Both women cradled their receivers while knowing something was wrong. They had been friends since grammar school. They had always been at each other’s beck and call. But now Lucy was busy, for she was going to visit with her father again. Maybe talk out some of the problems, figuratively of course, she reminded herself.
Early Saturday morning there was a light drizzle, but by the time Lucy reached the cemetery, the sun was out and it was becoming a mild day.
Her high heels dug into the pebbles of the path, scratching the dark leather.
Will I ever learn?
she commented out loud as she reached down to remove her shoes.
She saw a dark form slide behind the mausoleum at her right. She wondered whether she was intruding upon someone’s meditation. Her stocking feet painfully made their way to her father. She shifted from the path to the earth and wished that she could pray. Instead she viewed her childhood as a silent kaleidoscope of forms, shapes, and colors.
Is he your daddy?
Lucy turned to her right and saw an elderly man bundled in black cloth. His eyes were a yellow-brown that seemed to glow. The face was gaunt and sharp, a network of lines flowing out from his beak of a nose. His lips were a pale purple, which barely moved as he spoke.
Is he your daddy?
Yes.
Daddy doesn’t like it down there.
His eyes lowered to look at the plot.
I don’t suppose anyone would.
The elderly man looked back at Lucy and smiled ever so slightly. His front teeth protruded in a gnarled array.
But your daddy’s lonely, child.
The cemetery was small and had no full-time caretaker. She was isolated with this mischievous elderly man.
If you don’t mind, I’ve come to be alone with thoughts of my father.
Oh! He thinks of you all the time. ‘My little LULU,’ he wails.
Her father had called her that when she was very young. But as an adult he had always used Lucy. How could this elderly man know her name? Had he been a friend of her father?

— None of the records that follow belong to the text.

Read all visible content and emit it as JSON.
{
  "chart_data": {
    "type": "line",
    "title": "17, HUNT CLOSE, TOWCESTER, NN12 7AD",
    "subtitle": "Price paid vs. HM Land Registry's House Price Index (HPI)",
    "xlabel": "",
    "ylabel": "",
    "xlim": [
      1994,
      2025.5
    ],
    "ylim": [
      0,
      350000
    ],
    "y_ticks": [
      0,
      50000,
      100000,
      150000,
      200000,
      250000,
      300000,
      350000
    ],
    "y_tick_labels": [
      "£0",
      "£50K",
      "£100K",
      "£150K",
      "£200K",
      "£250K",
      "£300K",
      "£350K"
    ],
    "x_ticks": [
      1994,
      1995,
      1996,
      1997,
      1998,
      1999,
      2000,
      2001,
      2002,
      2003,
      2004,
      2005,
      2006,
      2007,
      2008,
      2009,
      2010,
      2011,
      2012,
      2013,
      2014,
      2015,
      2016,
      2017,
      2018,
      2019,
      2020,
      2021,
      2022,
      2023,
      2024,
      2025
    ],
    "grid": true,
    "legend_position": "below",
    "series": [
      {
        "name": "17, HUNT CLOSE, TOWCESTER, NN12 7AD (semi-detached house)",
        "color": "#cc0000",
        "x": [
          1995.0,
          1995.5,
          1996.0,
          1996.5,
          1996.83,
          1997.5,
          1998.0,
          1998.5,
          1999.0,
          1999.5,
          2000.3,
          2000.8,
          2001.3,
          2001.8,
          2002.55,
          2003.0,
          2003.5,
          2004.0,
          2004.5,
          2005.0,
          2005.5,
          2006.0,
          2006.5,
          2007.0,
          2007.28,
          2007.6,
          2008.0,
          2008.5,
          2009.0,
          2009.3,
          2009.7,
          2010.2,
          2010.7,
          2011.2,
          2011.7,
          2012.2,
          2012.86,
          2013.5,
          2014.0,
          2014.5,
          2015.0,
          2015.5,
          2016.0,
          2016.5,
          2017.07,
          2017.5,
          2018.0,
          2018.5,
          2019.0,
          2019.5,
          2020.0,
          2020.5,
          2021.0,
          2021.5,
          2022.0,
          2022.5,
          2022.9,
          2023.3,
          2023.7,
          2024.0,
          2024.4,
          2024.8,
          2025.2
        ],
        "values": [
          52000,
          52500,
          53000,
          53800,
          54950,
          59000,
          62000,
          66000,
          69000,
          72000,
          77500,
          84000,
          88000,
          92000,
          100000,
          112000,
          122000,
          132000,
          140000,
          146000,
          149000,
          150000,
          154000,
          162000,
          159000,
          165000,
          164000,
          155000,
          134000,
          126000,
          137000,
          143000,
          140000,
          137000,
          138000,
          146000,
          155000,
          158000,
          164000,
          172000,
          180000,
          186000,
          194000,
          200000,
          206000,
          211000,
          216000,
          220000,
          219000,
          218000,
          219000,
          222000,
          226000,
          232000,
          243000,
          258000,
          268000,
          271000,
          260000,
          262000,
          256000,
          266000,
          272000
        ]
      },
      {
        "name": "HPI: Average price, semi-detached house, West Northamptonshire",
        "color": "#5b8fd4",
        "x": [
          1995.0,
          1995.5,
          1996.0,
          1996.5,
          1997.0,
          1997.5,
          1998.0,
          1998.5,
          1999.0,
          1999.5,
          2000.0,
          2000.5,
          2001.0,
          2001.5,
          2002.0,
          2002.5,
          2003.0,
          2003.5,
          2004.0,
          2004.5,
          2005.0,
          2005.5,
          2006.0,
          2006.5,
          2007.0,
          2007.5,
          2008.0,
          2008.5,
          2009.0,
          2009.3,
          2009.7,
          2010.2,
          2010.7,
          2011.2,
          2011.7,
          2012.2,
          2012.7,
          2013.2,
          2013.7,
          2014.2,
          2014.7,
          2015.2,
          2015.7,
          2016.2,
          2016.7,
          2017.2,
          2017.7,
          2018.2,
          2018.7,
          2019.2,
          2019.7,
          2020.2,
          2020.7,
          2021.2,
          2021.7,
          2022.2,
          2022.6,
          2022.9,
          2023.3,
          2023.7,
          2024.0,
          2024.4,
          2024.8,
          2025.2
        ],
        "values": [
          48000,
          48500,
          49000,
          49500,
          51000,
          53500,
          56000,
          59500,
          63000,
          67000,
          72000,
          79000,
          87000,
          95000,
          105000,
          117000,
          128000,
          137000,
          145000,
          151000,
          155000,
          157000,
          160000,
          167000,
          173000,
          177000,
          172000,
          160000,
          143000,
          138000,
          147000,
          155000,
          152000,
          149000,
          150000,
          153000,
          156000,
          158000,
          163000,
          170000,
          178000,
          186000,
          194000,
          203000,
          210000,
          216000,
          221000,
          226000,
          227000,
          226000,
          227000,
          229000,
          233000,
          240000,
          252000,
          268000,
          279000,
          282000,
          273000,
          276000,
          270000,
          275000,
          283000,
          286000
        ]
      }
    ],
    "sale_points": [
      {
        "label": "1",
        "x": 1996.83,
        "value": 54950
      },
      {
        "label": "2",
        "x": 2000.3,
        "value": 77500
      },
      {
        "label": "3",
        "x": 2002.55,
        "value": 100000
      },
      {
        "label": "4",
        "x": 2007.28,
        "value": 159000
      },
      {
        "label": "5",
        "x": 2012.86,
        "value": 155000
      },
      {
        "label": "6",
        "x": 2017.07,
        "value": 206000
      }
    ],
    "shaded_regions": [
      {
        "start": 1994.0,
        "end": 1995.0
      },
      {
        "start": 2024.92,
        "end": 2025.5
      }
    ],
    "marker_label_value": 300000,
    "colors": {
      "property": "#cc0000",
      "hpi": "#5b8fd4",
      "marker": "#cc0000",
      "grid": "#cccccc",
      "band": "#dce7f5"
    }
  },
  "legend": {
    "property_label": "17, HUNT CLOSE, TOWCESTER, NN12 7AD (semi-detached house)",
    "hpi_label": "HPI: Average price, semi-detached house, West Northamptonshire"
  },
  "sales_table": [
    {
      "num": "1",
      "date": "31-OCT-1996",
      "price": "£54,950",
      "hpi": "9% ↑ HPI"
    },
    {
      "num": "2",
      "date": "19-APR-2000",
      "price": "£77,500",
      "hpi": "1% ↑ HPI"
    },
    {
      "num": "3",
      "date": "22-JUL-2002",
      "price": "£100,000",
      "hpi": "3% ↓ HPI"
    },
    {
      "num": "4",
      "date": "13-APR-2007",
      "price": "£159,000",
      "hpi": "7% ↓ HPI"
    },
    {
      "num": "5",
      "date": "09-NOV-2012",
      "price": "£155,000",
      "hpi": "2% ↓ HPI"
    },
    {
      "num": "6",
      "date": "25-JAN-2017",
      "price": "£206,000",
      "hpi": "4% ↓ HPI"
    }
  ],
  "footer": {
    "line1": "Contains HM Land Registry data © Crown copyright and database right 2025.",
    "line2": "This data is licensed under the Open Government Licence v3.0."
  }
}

Lucy just wanted whoever he was to go away and stop torturing her.
Please, I’m sorry if I disturbed you when I came in, but I would like to be alone right now.
Such a sweet child.
He reached for her face, and she saw his mottled hand with nails so long that they curved down toward his palm. A webbing connected the long, bony fingers, which froze in space as she backed away from him.
Talk to your daddy, child. And most of all listen.
Lucy ran around the black shape and toward the gates. Once inside her car she heaved out her sobs. Suddenly there was a scratching noise on the left side of her car. She brushed her tears away with the sleeve of her coat and then glared out at a tree branch, which was glancing the side of her car in time with the wind. Listen to what, she wondered as she turned on the ignition.
Two days later Lucy called into work sick so that she could go back to the cemetery. That elderly man can’t be there everyday, she insisted to herself.